May 17th, 2021
None of us asked to be here.
What I mean by that is: never in human history did any of us specifically request to be born.
Keep this in mind for a minute.
As we reassess what life was, what it’s been over the last year and what it’s going to look like, it feels like everyone has a strong opinion about the economy and, more specifically, the workforce.
There is no question that nearly every business is having trouble hiring employees, and the list of reasons why is long, from the complicated to the not-so-complex.
My entire life, but especially now, there’s a phrase I hear that people love to say but I don’t think anyone really thinks too much about:
“People have to work.”
It is common knowledge that in order to be a human being, you have to be productive, you have to be of service, you have to contribute, you have to do something to be worth something.
I just have to ask a simple follow-up question.
If none of us asked to be here, then why is it a requirement that we have to earn any kind of keep?
And I apologize because my question wasn’t rhetorical. The answer is we don’t.
If you’re pro-life then, in a way, you should be anti-work. If you’re insistent on bringing people here who never asked to be, then you should be equally supportive of that person’s right to live a life that makes them happy.
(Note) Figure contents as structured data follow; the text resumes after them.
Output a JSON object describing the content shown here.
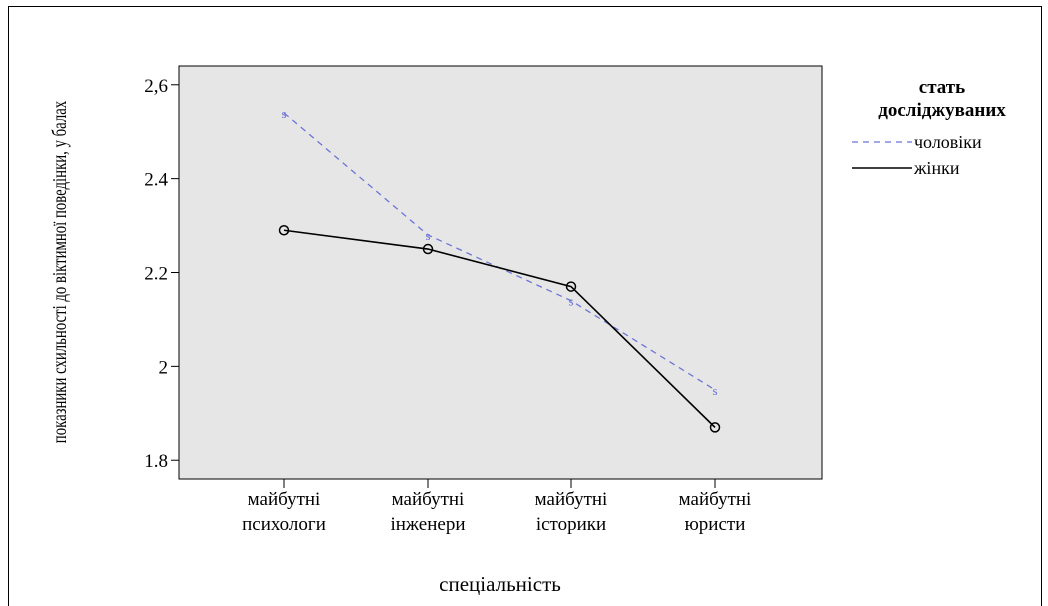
{
  "chart_data": {
    "type": "line",
    "title": "",
    "xlabel": "спеціальність",
    "ylabel": "показники схильності до віктимної поведінки, у балах",
    "categories": [
      [
        "майбутні",
        "психологи"
      ],
      [
        "майбутні",
        "інженери"
      ],
      [
        "майбутні",
        "історики"
      ],
      [
        "майбутні",
        "юристи"
      ]
    ],
    "ylim": [
      1.76,
      2.64
    ],
    "yticks": [
      1.8,
      2.0,
      2.2,
      2.4,
      2.6
    ],
    "ytick_labels": [
      "1.8",
      "2",
      "2.2",
      "2.4",
      "2,6"
    ],
    "grid": false,
    "legend": {
      "title_lines": [
        "стать",
        "досліджуваних"
      ],
      "placement": "right"
    },
    "series": [
      {
        "name": "чоловіки",
        "values": [
          2.54,
          2.28,
          2.14,
          1.95
        ],
        "style": "dashed",
        "color": "#6b74d8",
        "marker": "s"
      },
      {
        "name": "жінки",
        "values": [
          2.29,
          2.25,
          2.17,
          1.87
        ],
        "style": "solid",
        "color": "#000000",
        "marker": "o"
      }
    ]
  },
  "colors": {
    "plot_background": "#e6e6e6",
    "axis": "#000000"
  }
}
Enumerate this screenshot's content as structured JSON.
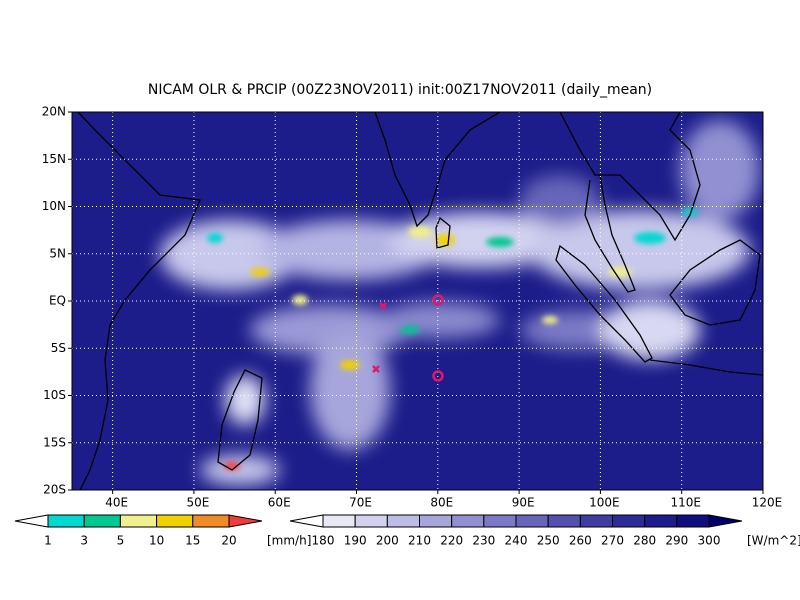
{
  "title": "NICAM OLR & PRCIP (00Z23NOV2011) init:00Z17NOV2011 (daily_mean)",
  "map": {
    "lon_range": [
      35,
      120
    ],
    "lat_range": [
      -20,
      20
    ],
    "lat_ticks": [
      {
        "value": 20,
        "label": "20N"
      },
      {
        "value": 15,
        "label": "15N"
      },
      {
        "value": 10,
        "label": "10N"
      },
      {
        "value": 5,
        "label": "5N"
      },
      {
        "value": 0,
        "label": "EQ"
      },
      {
        "value": -5,
        "label": "5S"
      },
      {
        "value": -10,
        "label": "10S"
      },
      {
        "value": -15,
        "label": "15S"
      },
      {
        "value": -20,
        "label": "20S"
      }
    ],
    "lon_ticks": [
      {
        "value": 40,
        "label": "40E"
      },
      {
        "value": 50,
        "label": "50E"
      },
      {
        "value": 60,
        "label": "60E"
      },
      {
        "value": 70,
        "label": "70E"
      },
      {
        "value": 80,
        "label": "80E"
      },
      {
        "value": 90,
        "label": "90E"
      },
      {
        "value": 100,
        "label": "100E"
      },
      {
        "value": 110,
        "label": "110E"
      },
      {
        "value": 120,
        "label": "120E"
      }
    ]
  },
  "precip_scale": {
    "unit": "[mm/h]",
    "levels": [
      1,
      3,
      5,
      10,
      15,
      20
    ],
    "colors": [
      "#ffffff",
      "#00d8d0",
      "#00c890",
      "#f0f08c",
      "#f0d200",
      "#f08c28",
      "#f03c3c"
    ]
  },
  "olr_scale": {
    "unit": "[W/m^2]",
    "levels": [
      180,
      190,
      200,
      210,
      220,
      230,
      240,
      250,
      260,
      270,
      280,
      290,
      300
    ],
    "colors": [
      "#ffffff",
      "#e8e8f6",
      "#d2d2ee",
      "#bcbce6",
      "#a6a6dc",
      "#9090d2",
      "#7a7ac6",
      "#6666ba",
      "#5252ae",
      "#3e3ea2",
      "#2c2c96",
      "#1c1c8a",
      "#0e0e7c",
      "#00006a"
    ]
  }
}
And as people reassess what it means to work, what it means to be worth something, and what it means to be happy, we have a whole lot of other people who are trying to make them forget all that and just get back to the insistent grind that we endure until we’re ash.
Something of worth that makes them worth something.
I say you already are. Worth something, that is. If you need to eat, then find a way to eat. If you need to sleep, then find a way to sleep. Those are basic conditions that life makes you meet, and life never gave you a contract to read and sign before you agreed.
And if you’ve made the realization over the last year that maybe human beings are put here against their will to do more than just work, then know that maybe you see life in a grander and more fulfilling way than a simple, capitalistic society can fathom.
And I think that’s what makes you and I special.